Quel que soit le degré de conscience de l’individu prêté à l’individu quant aux dispositions qu’il peut mobiliser, soulignons que l’habitus demeure quand même rétif et résistant par disposition (pour ne pas dire naturellement). Et c’est sans doute cela qui vaut à Bourdieu d’être assimilé à un penseur de la reproduction (sans compter les effets néfastes car réducteurs d’une pensée riche mais complexe et sans doute un peu difficile d’accès, engendrés par les titres parfois provocateurs de certains de ses ouvrages comme Les Héritiers, 1964 (avec Passeron) ; La Reproduction, 1970 (avec Passeron) ou La Noblesse d’Etat, 1989). L’habitus possède la caractéristique de se protéger et de se préserver.

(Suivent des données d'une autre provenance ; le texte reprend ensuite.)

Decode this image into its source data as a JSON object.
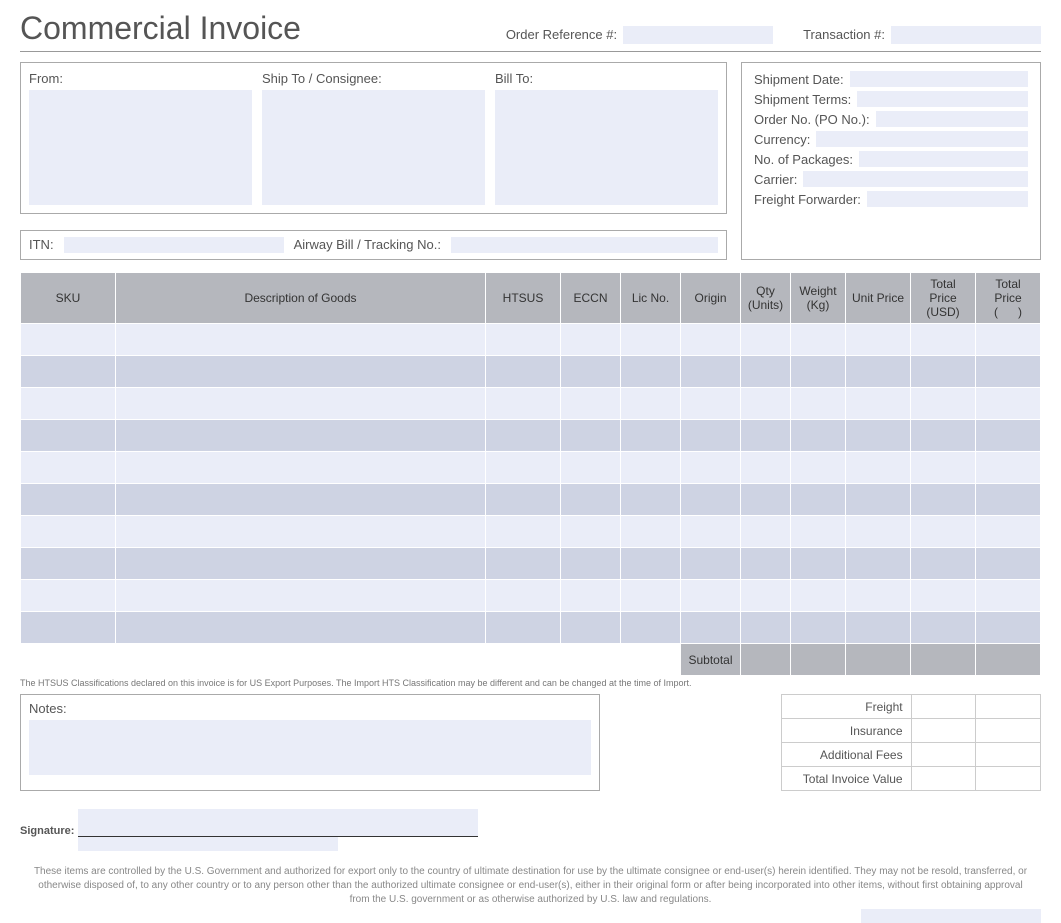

Sous ce rapport il fonctionne selon un principe « unificateur ». Les expériences premières (ou les conditions sociales originelles) au principe de la formation des structures générant les préférences - constitutives de l’habitus - forment un système de catégories de perception et d’appréciation (des « schèmes ») particulièrement sélectif qui tend à privilégier la reconnaissance de ce qui est « proche » ou « déjà vécu » et à tenir à distance ou à rejeter ce qui est nouveau ou ce qui met en question le système d’expérience premier. Un peu comme les psychologues proposent d’expliquer la réduction de la dissonance cognitive par l’oubli de ce qui ne cadre pas avec les acquisitions antérieures, processus dit de rationalisation (Festinger, 1957). Ainsi, l’habitus « se met à l’abri des crises et des mises en question critiques […]. Il assure sa propre constance et sa propre défense contre le changement à travers la sélection qu’il opère entre les informations nouvelles, en rejetant, en cas d’exposition fortuite ou forcée, les informations capables de mettre en

question l’information accumulée et surtout en défavorisant l’exposition à de telles informations » (Bourdieu, 1980 : 90-91, 100-102). Par ce biais, l’habitus assure le maintien et la régularité des conduites, c’est en ce sens qu’il est unificateur.